Sinceramente, não entendo nada de tramitação de processos. E, pelo jeito, não estou sozinho. Digo isso porque vejo que alguns advogados têm opiniões bastante divergentes sobre a petição enviada pela juíza Renata Vilalba Serrano Nunes, via fax, ao Supremo Tribunal Federal, a fim de que o ministro Joaquim Barbosa dê seu pitaco a respeito do Agravo de Instrumento 692428. Como se sabe, o tal Agravo adormece em alguma gaveta daquele Colendo Tribunal há quase três anos.

Segundo me disse um desses advogados, por sinal bastante conceituado, o caso ainda vai se arrastar por um longo período.

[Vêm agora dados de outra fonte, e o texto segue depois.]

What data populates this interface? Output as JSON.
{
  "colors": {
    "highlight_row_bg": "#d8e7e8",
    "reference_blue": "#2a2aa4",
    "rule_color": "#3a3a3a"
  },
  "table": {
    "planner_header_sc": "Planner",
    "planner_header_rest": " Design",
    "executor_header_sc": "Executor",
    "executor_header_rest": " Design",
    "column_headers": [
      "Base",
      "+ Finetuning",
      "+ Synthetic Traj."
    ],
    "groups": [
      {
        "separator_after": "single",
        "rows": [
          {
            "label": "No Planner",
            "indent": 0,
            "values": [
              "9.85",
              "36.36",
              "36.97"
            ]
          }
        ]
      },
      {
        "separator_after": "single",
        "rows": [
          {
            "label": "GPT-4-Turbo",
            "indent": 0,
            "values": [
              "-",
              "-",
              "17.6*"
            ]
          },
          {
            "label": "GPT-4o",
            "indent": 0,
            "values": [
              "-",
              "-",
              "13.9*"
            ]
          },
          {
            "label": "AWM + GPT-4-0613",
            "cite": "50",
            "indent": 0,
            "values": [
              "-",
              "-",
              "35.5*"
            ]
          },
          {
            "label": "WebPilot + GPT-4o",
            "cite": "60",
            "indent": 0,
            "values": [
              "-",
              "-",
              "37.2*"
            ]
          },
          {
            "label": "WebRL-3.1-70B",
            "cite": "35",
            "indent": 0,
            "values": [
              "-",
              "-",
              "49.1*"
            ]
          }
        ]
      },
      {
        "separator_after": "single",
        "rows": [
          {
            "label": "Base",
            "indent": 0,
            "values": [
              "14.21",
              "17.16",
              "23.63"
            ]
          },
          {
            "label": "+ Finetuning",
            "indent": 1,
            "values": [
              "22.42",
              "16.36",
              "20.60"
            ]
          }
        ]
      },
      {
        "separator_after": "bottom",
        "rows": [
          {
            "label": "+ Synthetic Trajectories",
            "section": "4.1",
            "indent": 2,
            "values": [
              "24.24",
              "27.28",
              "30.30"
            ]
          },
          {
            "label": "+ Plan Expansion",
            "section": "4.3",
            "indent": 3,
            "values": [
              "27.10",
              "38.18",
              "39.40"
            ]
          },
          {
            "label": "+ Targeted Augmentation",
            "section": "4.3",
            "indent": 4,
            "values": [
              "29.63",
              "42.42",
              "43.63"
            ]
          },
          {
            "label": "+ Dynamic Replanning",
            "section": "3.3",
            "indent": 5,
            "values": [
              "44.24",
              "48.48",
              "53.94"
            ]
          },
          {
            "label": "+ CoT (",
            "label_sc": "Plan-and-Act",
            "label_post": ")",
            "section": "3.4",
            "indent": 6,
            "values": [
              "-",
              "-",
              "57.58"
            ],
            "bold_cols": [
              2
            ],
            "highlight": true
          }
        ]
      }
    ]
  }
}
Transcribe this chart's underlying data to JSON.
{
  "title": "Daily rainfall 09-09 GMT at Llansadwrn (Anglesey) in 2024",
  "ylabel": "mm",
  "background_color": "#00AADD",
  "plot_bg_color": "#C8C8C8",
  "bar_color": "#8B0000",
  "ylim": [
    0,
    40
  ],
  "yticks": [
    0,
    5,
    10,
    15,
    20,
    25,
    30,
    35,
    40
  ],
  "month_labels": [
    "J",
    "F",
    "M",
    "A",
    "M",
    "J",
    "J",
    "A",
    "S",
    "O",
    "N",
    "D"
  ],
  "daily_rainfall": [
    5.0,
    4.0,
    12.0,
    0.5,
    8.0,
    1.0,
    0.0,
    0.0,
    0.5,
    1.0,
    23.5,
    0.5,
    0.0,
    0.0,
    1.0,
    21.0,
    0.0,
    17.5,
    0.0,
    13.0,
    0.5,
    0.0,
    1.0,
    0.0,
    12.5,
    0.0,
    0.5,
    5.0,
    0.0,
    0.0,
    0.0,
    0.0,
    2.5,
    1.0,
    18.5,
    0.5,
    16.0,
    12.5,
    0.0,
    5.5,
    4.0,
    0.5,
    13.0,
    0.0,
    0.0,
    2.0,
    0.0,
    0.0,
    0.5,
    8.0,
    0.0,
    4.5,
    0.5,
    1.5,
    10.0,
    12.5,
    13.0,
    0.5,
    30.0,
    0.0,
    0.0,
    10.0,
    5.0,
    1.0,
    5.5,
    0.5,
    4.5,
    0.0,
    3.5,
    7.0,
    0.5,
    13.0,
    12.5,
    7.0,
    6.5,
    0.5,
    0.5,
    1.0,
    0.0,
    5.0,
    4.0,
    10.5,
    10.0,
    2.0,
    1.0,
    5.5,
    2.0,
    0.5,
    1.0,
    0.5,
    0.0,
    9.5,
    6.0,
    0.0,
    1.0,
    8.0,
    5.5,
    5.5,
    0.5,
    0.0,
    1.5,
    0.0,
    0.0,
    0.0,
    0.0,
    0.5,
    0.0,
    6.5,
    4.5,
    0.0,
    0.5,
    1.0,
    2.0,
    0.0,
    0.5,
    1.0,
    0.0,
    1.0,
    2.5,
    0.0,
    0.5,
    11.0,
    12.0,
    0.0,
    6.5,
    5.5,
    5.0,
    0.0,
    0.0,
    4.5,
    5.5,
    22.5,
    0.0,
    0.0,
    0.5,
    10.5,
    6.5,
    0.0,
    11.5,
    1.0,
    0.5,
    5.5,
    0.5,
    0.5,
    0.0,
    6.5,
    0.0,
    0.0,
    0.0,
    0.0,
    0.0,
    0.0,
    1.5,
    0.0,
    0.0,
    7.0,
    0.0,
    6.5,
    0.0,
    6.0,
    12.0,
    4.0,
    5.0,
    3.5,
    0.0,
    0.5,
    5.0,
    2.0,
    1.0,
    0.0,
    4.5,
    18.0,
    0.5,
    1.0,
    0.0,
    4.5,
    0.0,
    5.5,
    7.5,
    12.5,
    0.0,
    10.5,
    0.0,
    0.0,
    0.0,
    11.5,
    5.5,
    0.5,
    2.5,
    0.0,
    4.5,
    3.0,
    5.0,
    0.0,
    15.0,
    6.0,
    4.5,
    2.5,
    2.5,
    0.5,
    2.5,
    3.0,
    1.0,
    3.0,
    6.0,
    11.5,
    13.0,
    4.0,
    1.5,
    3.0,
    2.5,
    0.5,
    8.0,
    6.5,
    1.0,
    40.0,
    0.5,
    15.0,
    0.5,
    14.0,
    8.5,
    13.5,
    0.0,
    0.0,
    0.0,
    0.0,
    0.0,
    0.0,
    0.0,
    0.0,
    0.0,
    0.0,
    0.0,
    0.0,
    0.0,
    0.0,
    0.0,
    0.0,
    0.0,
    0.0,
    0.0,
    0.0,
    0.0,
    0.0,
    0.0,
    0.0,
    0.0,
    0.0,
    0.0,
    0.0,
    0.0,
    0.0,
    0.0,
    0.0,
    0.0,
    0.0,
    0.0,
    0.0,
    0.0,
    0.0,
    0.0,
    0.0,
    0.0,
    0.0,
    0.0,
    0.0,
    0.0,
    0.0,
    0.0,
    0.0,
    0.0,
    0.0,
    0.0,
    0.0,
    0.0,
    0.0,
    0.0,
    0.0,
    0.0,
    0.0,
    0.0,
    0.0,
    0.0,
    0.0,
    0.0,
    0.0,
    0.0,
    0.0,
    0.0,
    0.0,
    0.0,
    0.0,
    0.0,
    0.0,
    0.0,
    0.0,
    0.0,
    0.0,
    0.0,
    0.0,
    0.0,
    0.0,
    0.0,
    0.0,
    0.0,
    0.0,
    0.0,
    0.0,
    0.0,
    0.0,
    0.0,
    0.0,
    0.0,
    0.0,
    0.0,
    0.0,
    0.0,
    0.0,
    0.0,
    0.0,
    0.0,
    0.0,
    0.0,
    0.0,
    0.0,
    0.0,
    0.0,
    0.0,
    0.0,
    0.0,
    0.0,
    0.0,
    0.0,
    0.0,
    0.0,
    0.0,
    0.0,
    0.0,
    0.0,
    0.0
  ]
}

Já um outro causídico me garantiu que a decisão da juíza não foi tão boa assim para o prefeito Humberto Parini. Na opinião dele, o ministro Joaquim Barbosa vai ter que desengavetar o processo e responder ao que a doutora Renata está perguntando. E a resposta do ministro – conhecido pela dureza com que julga políticos – pode não ser muito favorável ao nosso prefeito. Como se vê, existem interpretações para todos os gostos. A coluna FolhaGeral, do jornal Folha Noroeste, por exemplo, está otimista. Vejam o que o colunista escreveu:

Acordando
Depois de três anos adormecido no gabinete do ministro relator Joaquim Barbosa, no STF, o AI 692428, que na semana passada deu fôlego aos réus do Caso Facip, entre eles o prefeito Parini , o chefe de gabinete da Secretaria da Agricultura, Ronaldo José Alves de Souza e o ex-prefeito Antonio Sanches Cardoso, pode ter a qualquer momento uma decisão.
Solicitou
É que a juiza de direito Renata Longo Vilalba Serrano Nunes, que deveria sentenciar a perda dos direitos políticos e a função pública dos réus e corréus, enviou oficio ao ministro relator Joaquim Barbosa, solicitando informações se aquele recurso extraordinário objeto do AI nº 692428 encontra-se prejudicado, possibilitando-se, assim, a verificação do trânsito em julgado da ação. Se a resposta do ministro ao ofício da juiza Renata Longo, for positiva, encerra-se uma década de recursos e mais recursos que protelam o cumprimento de sentenças.